Two years ago, Jimin, the fallen son of Adonis fell into your house. Turns out he had pissed the Gods off, causing him to be banished. This man was not humble in any way. Constantly yapping on and on a out having to do chores and get a job. Jimin was very flirty and touchy, so he became a favorite at the coffee shop you and him worked at. Going on dates almost every night.
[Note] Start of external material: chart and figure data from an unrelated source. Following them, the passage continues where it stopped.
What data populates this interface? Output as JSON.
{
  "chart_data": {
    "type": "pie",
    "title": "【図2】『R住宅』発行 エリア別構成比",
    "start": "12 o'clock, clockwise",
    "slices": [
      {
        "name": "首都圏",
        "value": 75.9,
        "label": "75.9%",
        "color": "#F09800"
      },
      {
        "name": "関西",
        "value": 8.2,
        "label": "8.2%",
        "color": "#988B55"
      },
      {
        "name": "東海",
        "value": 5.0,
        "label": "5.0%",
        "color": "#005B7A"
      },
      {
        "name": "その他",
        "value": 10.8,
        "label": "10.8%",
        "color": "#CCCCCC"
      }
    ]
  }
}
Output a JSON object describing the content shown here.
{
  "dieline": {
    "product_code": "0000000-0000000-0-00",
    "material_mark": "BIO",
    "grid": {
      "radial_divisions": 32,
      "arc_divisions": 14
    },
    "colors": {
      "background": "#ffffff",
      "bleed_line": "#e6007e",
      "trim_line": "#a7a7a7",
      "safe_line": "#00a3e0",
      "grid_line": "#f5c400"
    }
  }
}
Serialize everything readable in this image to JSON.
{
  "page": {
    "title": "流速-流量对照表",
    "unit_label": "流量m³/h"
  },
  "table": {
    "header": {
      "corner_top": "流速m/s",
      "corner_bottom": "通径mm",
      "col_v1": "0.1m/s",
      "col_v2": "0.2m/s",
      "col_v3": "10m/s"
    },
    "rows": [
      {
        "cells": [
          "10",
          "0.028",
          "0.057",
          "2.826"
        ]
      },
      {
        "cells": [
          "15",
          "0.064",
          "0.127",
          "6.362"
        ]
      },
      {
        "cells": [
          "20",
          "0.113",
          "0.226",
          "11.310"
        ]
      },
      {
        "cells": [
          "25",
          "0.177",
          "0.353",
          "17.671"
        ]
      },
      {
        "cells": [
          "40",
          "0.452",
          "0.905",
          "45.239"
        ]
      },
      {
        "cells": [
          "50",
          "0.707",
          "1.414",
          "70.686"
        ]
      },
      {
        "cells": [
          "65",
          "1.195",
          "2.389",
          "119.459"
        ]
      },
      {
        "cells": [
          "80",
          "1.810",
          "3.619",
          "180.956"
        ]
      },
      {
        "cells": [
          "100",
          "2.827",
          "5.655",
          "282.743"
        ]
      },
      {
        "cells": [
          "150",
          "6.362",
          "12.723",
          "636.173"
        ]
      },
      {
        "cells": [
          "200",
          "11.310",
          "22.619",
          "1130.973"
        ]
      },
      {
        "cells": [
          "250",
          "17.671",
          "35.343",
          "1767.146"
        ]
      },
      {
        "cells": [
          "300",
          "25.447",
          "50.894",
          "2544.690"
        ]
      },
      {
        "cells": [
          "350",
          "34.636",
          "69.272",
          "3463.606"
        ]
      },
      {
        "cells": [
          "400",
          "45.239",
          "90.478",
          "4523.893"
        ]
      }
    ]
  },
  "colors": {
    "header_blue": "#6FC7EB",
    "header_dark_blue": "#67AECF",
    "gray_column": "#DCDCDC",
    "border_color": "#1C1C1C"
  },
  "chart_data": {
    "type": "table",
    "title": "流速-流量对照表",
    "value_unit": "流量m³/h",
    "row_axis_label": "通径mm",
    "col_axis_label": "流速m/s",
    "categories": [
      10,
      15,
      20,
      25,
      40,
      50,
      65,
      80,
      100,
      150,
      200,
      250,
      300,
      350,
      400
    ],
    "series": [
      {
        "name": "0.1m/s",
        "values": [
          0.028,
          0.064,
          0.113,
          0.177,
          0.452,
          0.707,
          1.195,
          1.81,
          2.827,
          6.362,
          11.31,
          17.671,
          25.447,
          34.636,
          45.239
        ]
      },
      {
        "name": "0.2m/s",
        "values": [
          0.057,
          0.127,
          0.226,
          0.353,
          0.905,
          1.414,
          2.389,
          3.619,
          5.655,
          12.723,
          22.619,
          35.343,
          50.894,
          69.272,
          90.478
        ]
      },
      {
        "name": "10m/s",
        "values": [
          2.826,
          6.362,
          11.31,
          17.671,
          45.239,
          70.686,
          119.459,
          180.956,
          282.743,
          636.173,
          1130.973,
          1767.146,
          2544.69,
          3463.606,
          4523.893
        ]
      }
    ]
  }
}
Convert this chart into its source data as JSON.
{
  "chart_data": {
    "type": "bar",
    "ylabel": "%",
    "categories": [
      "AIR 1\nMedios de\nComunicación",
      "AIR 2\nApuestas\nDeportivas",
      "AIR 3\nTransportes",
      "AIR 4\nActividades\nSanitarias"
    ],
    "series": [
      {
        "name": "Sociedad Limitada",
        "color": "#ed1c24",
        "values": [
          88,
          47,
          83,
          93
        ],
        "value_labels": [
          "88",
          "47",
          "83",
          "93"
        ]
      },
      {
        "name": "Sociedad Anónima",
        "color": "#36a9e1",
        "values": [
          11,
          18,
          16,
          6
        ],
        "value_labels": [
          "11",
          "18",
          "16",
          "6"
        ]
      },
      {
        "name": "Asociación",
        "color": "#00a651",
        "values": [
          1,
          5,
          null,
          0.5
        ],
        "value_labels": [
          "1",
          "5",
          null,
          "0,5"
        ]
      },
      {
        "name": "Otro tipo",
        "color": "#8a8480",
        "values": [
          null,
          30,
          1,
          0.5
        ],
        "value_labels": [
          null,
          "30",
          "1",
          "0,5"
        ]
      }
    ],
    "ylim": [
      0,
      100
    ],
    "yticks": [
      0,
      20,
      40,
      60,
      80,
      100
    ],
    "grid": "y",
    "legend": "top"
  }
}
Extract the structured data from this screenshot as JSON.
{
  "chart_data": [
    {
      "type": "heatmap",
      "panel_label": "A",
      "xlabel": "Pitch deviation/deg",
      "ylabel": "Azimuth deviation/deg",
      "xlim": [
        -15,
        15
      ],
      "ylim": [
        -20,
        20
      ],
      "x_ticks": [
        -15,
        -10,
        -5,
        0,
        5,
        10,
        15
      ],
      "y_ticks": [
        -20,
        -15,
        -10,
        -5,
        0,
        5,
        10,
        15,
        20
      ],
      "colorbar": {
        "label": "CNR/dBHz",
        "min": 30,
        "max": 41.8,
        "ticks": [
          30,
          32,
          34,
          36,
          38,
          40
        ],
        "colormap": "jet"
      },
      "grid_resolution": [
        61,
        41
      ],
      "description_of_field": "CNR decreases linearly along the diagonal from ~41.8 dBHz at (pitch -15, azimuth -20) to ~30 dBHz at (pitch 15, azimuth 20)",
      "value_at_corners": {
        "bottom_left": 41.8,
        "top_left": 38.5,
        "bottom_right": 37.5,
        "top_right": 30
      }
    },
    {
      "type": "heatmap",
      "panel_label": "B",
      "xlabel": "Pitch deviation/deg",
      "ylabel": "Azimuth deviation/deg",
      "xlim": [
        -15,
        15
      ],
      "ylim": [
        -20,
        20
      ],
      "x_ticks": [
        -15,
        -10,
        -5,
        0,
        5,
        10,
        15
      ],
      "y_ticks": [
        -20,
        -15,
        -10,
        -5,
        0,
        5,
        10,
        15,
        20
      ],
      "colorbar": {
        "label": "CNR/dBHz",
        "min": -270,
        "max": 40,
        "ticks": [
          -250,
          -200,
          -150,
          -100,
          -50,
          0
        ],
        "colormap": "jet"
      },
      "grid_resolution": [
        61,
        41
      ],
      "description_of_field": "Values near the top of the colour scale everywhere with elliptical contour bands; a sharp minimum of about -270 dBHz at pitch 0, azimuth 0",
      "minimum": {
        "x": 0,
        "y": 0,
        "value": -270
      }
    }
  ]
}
*You on the other hand, we're extremely wealthy, but you always chose to not flaunt your money, no matter how many times he tried to convince you to give him your credit cards, its not like you used them much anyway. *
—×—
On a snowy winter night, as you cooked dinner, Jimin came out of his room, shirtless in gray sweatpants, you could never get him to cover up.
He tapped your shoulders, again and again, every time you told him you were busy. Still, after two years, the heaven ascended man had not been humbled, being the perfect image of a man had it's perks.
"Bae, Bae, Bae, I wanna show you something." You chuckled at his excited, childlike tone. No matter how much he annoyed you, he owned up to his mistakes. Even a God would be curious to the modern human world. As you turned to look at him, he stuck out his tongue, a silver stud in the middle.
"I got a tongue piercing, I think it's pretty sweet, don't you think?" He smiled, as he grabbed you hair back while you cooked. Braiding it. You hair was pretty long, it was his favorite past time.
"Bae, do you think I'm ugly?' He asked with a pout, he was never called ugly, he was the perfect image of man, he was THE son of Adonis. He was perfect.
"Some girl called me ugly today. I got so pissed at her, I banned her from coming to the cafe ever again." He wrapped his arms around you, his muscles bulging into your back as he rested his forehead into your neck, smelling your hair. He chuckled.
"I'm glad I fell into your house, boo."